Aylar birlikte geçip gitti. Kütüphanede ders çalışıyor, şehir parklarında uzun yürüyüşler yapıyor ve küçük kafelerde saatlerce konuşuyorlardı. Kerem, Dilara'nın kitap okurken kaşlarını çatışını, en küçük şeylere bile heyecanlanışını ve geceleri yıldızlara bakarken gözlerinde parlayan ışığı seviyordu.

Ta ki o kara gün gelene kadar. Telefon çaldığında kardeşi Ali'nin hıçkırıklarını duydu:

"Abi... babamız... kalp krizi..."

Kerem'in dünyası başına yıkıldı. İstanbul'a koştu ve cenazeye yetişti. Babasının soğuk yüzüne son kez bakarken artık ailesinin tek dayanağının kendisi olduğunu anladı.

Balıkesir'e döndüğünde Dilara onu bekliyordu. Ama Kerem ona yük olmak istemedi. "Bitti…" dedi sesi titreyerek. "Bundan sonra... biz yokuz." Dilara'nın gözleri doldu ama Kerem arkasını dönüp gitti.
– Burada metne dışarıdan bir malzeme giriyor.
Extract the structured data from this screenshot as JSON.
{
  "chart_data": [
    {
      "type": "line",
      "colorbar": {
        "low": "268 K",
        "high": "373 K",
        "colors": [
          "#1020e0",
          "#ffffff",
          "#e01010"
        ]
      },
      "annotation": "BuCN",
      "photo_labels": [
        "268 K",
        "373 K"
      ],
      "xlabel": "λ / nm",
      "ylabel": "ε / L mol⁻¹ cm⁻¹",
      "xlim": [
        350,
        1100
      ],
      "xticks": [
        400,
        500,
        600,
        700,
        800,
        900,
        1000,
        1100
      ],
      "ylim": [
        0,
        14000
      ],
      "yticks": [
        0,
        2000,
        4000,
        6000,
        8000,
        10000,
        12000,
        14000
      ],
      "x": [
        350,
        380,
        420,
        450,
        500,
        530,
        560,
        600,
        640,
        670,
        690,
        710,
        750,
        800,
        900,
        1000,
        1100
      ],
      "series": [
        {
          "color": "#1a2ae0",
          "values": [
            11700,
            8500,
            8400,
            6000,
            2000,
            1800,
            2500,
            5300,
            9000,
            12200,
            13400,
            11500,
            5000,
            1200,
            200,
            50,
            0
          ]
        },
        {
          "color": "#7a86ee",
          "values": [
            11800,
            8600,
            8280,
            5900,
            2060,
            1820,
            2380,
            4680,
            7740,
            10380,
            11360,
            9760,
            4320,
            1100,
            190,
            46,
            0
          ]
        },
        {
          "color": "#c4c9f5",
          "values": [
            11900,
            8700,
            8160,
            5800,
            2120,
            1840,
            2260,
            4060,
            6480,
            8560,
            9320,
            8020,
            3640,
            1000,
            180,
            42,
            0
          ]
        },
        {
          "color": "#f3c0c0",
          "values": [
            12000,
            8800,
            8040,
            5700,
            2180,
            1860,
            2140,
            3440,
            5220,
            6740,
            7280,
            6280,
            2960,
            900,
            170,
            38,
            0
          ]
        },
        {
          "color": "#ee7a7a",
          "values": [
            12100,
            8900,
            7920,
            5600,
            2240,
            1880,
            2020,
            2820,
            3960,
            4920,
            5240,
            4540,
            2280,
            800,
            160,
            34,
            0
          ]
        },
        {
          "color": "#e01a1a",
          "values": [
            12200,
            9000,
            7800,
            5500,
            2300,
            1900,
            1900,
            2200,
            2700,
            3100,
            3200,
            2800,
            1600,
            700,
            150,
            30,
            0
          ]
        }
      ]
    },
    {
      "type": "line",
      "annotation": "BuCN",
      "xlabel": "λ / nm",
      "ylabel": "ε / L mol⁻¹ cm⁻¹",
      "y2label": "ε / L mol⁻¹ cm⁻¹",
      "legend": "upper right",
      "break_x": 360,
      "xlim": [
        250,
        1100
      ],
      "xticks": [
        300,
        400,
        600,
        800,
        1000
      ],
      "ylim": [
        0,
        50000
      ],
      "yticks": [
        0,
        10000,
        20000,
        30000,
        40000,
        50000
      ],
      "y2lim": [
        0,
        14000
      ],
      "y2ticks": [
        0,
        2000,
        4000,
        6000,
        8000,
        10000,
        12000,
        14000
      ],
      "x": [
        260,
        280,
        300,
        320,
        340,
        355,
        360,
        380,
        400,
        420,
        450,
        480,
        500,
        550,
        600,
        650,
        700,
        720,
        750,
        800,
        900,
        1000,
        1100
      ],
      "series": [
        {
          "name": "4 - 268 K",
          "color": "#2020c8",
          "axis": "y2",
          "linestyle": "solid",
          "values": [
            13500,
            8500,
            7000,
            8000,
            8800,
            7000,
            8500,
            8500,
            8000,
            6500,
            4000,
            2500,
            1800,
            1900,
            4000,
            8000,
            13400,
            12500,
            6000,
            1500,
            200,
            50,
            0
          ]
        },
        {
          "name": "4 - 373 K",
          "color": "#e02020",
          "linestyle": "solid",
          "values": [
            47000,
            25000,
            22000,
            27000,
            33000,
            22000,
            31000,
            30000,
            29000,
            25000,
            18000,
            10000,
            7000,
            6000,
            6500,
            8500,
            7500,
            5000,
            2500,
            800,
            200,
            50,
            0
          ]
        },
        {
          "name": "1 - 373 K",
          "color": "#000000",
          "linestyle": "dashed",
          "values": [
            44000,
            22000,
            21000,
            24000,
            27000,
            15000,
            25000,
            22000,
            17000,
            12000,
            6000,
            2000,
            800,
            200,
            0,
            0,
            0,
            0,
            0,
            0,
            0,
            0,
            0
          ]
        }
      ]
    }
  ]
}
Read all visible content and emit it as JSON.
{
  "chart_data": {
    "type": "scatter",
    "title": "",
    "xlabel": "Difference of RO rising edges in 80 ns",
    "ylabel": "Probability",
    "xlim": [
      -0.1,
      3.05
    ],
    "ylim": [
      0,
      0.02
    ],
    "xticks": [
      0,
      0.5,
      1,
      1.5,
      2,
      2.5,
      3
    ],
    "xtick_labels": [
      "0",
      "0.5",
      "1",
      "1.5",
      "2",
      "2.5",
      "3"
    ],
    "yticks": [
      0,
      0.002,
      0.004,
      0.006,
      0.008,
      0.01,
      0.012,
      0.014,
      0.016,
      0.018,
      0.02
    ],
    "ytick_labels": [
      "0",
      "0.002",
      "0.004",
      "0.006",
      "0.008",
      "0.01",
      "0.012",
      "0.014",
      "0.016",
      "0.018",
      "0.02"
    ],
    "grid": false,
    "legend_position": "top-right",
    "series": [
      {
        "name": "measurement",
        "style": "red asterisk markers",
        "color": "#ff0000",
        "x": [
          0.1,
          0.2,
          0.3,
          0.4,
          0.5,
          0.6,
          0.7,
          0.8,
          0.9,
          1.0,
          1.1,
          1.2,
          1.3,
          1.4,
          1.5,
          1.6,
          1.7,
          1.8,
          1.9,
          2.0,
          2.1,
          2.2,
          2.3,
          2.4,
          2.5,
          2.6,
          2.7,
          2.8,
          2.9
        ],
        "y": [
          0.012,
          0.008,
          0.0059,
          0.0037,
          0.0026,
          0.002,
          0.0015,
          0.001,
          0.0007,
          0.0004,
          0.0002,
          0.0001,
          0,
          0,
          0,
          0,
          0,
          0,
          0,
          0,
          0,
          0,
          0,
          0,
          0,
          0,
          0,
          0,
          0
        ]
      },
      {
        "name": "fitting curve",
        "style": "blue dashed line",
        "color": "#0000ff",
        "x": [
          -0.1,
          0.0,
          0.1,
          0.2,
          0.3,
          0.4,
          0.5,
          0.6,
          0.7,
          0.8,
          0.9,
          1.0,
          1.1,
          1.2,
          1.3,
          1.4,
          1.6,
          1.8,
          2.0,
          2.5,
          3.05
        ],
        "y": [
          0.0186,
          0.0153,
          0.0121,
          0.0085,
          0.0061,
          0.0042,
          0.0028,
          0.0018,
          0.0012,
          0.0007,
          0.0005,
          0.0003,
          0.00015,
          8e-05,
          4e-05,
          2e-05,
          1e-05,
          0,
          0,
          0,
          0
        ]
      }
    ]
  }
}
Onu korumak için sevgisinden vazgeçmişti.

Aylar sonra Dilara televizyonda bir haber gördü. Ekranda Kerem'in fotoğrafı vardı. Elleri titreyerek odasına koştu Kerem'in yazdığı mektupları çıkardı. Son mektupta şunlar yazıyordu:

"Sevgili Dilara,

Seni sevdim. Belki de hayatımda ilk defa bu kadar saf, bu kadar gerçek bir şey hissettim. Ama hayat bana seni hak etmediğimi gösterdi. Babamın yokluğunda aileme bakmak zorundayım. Senin geleceğini mahvetmeye hakkım yok. Affet beni.

Her zaman senin olan, Kerem."

Dilara mektubu göğsüne bastırıp hıçkırarak ağladı…

"Gözlerindeki o son bakış, bir vedadan çok daha fazlasını taşıyordu. İçinde kaybolduğumuz bütün yarım kalmış hayallerimiz, hiç söyleyemediğimiz bütün kelimeler ve asla yaşayamayacağımız bütün o güneşli sabahlar vardı."